"Is the brougham going out to night?" he asked of his fellow-servant.
"Ordered at ten," said the man. "Night-work again, I expect, I wanted to get out too. Consume the darned card-playing. Was you going anywhere to-night?"
"Nowhere," said Charles.
"It's a beautiful evening," said the man. "If you should by chance saunter up towards Grosvenor Square, and could leave a note for me, I should thank you very much; upon my soul I should."
I don't think Charles ever hesitated at doing a good-natured action in his life. A request to him was like a command. It came as natural to him now to take a dirty, scrawled love-letter from a groom to a scullery-maid as in old times it did to lend a man fifty pounds. He said at once he would go with great pleasure.
The man (a surly fellow enough at ordinary times) thanked him heartily; and, when Charles had got the letter, he sauntered away in that direction slowly, thinking of many things.

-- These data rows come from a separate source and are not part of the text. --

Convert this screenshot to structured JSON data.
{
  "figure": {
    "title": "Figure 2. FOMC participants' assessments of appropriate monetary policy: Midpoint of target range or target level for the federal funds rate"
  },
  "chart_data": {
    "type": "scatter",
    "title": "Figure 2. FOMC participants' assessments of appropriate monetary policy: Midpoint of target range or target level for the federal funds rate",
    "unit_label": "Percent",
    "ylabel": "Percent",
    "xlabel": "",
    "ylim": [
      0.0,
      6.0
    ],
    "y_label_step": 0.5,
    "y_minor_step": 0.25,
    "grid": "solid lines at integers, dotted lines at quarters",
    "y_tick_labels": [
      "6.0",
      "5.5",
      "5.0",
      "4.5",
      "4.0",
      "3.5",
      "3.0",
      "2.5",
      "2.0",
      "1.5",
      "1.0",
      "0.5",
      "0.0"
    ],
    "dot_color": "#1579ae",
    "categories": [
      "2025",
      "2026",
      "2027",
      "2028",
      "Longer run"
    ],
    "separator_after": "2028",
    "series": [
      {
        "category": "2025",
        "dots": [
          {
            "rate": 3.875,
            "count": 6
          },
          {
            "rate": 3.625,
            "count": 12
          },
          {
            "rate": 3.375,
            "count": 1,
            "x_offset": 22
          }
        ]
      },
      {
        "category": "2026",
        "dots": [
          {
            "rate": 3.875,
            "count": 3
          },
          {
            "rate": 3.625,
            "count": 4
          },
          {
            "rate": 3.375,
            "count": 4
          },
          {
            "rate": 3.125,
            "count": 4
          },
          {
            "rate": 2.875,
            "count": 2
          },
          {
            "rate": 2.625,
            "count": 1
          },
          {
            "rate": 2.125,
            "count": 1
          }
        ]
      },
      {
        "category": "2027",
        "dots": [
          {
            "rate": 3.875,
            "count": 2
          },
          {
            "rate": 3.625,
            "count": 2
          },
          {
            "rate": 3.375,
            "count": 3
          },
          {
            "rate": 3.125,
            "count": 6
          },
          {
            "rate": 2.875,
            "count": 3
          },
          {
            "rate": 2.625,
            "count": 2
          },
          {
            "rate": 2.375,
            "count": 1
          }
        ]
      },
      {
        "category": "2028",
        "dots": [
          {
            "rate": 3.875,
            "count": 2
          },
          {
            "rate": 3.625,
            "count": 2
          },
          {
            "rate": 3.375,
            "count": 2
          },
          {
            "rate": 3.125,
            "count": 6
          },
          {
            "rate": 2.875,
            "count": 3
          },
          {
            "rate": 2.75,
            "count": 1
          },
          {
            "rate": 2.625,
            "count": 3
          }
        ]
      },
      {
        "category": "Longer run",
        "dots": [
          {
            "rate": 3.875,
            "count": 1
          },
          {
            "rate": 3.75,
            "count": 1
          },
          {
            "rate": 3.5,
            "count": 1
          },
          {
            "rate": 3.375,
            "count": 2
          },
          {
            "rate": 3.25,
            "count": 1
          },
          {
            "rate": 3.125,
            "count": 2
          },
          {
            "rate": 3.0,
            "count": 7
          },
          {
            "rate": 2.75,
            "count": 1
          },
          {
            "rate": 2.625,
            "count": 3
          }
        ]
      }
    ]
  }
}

"By Jove," he said to himself, "my scheme of hiding does not seem to be very successful. Little more than a fortnight gone, and I am thrown against Welter. What a strange thing!"
It was still early in the afternoon—seven o'clock, or thereabouts—and he was opposite Tattersall's. A mail phaeton, with a pair of splendid horses, attracted his attention and diverted his thoughts. He turned down. Two eminent men on the turf walked past him up the nearly empty yard, and he heard one say to the other—
"Ascot will run to win; that I know. He must. If Haphazard can stay, he is safe."